Chinese regulators ordered 11 online cab-hailing platforms including those operated by Didi Global, Meituan and Alibaba Group to immediately rectify non-compliance behaviours, stop monopolistic practices and ensure data security.
Authorities from the Ministry of Transport, Central Cyberspace Affairs Office and other departments met executives from ride-hailing platforms on Wednesday, according to an official statement published on Thursday.
The companies were criticised for their marketing methods and “vicious” competitive measures including recruiting unlicensed drivers and vehicles.
Rectify non-compliance behaviours
According to the statement, authorities ordered companies to “immediately rectify non-compliance behaviours, jointly maintain a fair and competitive market order, and jointly create a good environment for the standardised and healthy development of the online car-hailing industry.”
Ride-haling apps were told to remove existing illegal vehicles and drivers from platforms and require qualified drivers and vehicles to apply for online car-hailing permits.
In line with President Xi Jinping’s “common prosperity” goals, authorities ordered the companies to ensure that drivers receive reasonable labour remuneration and rest, to standardise industry pricing behaviour and reduce percentage on commissions.
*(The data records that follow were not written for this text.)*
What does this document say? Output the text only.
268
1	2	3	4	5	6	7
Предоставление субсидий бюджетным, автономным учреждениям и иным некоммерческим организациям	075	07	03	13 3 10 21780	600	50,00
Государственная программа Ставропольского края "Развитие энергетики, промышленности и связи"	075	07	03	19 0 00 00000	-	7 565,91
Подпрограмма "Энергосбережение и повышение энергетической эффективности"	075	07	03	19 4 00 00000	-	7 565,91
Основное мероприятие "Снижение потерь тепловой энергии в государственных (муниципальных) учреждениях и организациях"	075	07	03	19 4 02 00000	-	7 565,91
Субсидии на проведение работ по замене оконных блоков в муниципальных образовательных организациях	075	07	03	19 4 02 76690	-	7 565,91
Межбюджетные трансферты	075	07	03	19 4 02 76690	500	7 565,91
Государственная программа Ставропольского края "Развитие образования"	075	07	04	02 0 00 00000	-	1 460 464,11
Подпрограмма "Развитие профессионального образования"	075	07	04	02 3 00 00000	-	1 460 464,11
Companies were ordered to set up data security management systems and adopt necessary security measures to protect private consumer data.
Clamping down anti-competitive behaviour, protecting consumer data and promoting “common prosperity”, have been the prime agendas behind Beijing recent regulatory sweep.
Didi Global’s ride-hailing apps were removed from China’s smartphone app stores on data privacy violations, less than a week after listing in New York in late June.
The US-listed shares of Didi Global closed 11.9% higher on Wednesday. Meituan shares inched up about 0.1% and Alibaba Group shares rose 3.5% in Hong Kong on Thursday.